A mammoth chunk of wall featuring a 2013 mural by Banksy has been unveiled in the Winter Garden Gallery at Brookfield Place, a shopping centre and event nexus overlooking the Hudson River in the Battery Park neighbourhood of New York City.
Dubbed Battle To Survive a Broken Heart, the mural features a large-scale image rendered on 7,500-pound section of a warehouse wall that was excised from its original location and is on view at Brookfield Place through 21 May, at which point it will go to auction at Guernsey’s. Banksy created the mural in the Red Hook neighbourhood of Brooklyn after the local 59-year-old Vassilios Georgiadis gave some helpful advice to the artist, who was travelling through the area incognito. The artist returned to Georgiadis’s warehouse in the middle of the night to paint a mylar heart balloon. A rival graffiti artist going by Omar NYC defaced the mural shortly thereafter.
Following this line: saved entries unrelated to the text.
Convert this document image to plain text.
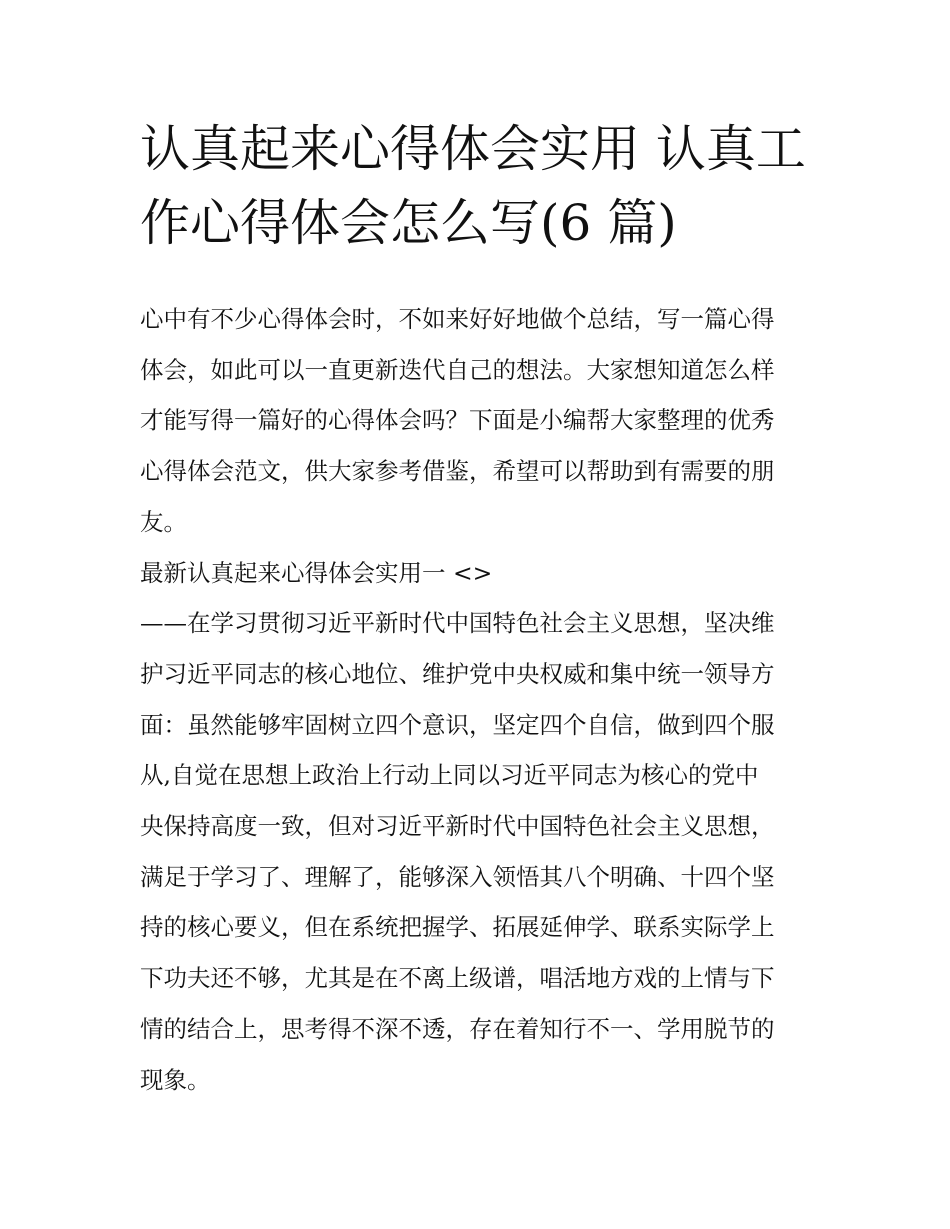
认真起来心得体会实用 认真工
作心得体会怎么写(6 篇)
心中有不少心得体会时，不如来好好地做个总结，写一篇心得
体会，如此可以一直更新迭代自己的想法。大家想知道怎么样
才能写得一篇好的心得体会吗？下面是小编帮大家整理的优秀
心得体会范文，供大家参考借鉴，希望可以帮助到有需要的朋
友。
最新认真起来心得体会实用一 <>
——在学习贯彻习近平新时代中国特色社会主义思想，坚决维
护习近平同志的核心地位、维护党中央权威和集中统一领导方
面：虽然能够牢固树立四个意识，坚定四个自信，做到四个服
从,自觉在思想上政治上行动上同以习近平同志为核心的党中
央保持高度一致，但对习近平新时代中国特色社会主义思想，
满足于学习了、理解了，能够深入领悟其八个明确、十四个坚
持的核心要义，但在系统把握学、拓展延伸学、联系实际学上
下功夫还不够，尤其是在不离上级谱，唱活地方戏的上情与下
情的结合上，思考得不深不透，存在着知行不一、学用脱节的
现象。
Bansky circled back to the scene, for the first and only time in his career according to Guernsey’s, to repair and embellish the painted balloon.
Georgiadis passed away from heart disease just a few years after Banksy’s painting entered his life. In his memory, his family will be donating a portion of the auction’s proceeds to the American Heart Association (AHA).
“To me this powerful artwork is more than just street art—it’s a symbol of the millions of lives impacted by heart disease, our nation’s leading cause of death,” Nancy Brown, the chief executive officer of the AHA, said in a statement. “As we continue our diligent and dedicated work to improve health for everyone, everywhere we appreciate the support and generosity of the Georgiadis family. This donation will fund life-saving research, help us advocate for healthier communities and improve patient care.”
The Guernsey’s auction will take place on location at Brookfield Place and online on 21 May. The New York City-based auction house has made a name for itself selling items with pop cultural cache, like objects from the estates of Princess Diana or Elvis Presley.
Despite his elusiveness, Banksy has found his name bandied about in the zeitgeist of late—the impact of a 2018 mural he painted in Port Talbot, South Wales, will be the subject of a play debuting in Cardiff this May, and further insights have been shared by a Metropolitan Museum of Art guard about Bansky’s famous illicit inclusion of his art at the storied museum.
The practice of removing Banksy’s public art interventions from view and trying to sell them has typically been frowned upon by Pest Control, the agency that controls the trade in his work. However, in past instances where a charity has been involved—like a work that appeared in a UK hospital in the early months of the Covid-19 pandemic and was eventually sold to benefit the NHS—he has given his blessing.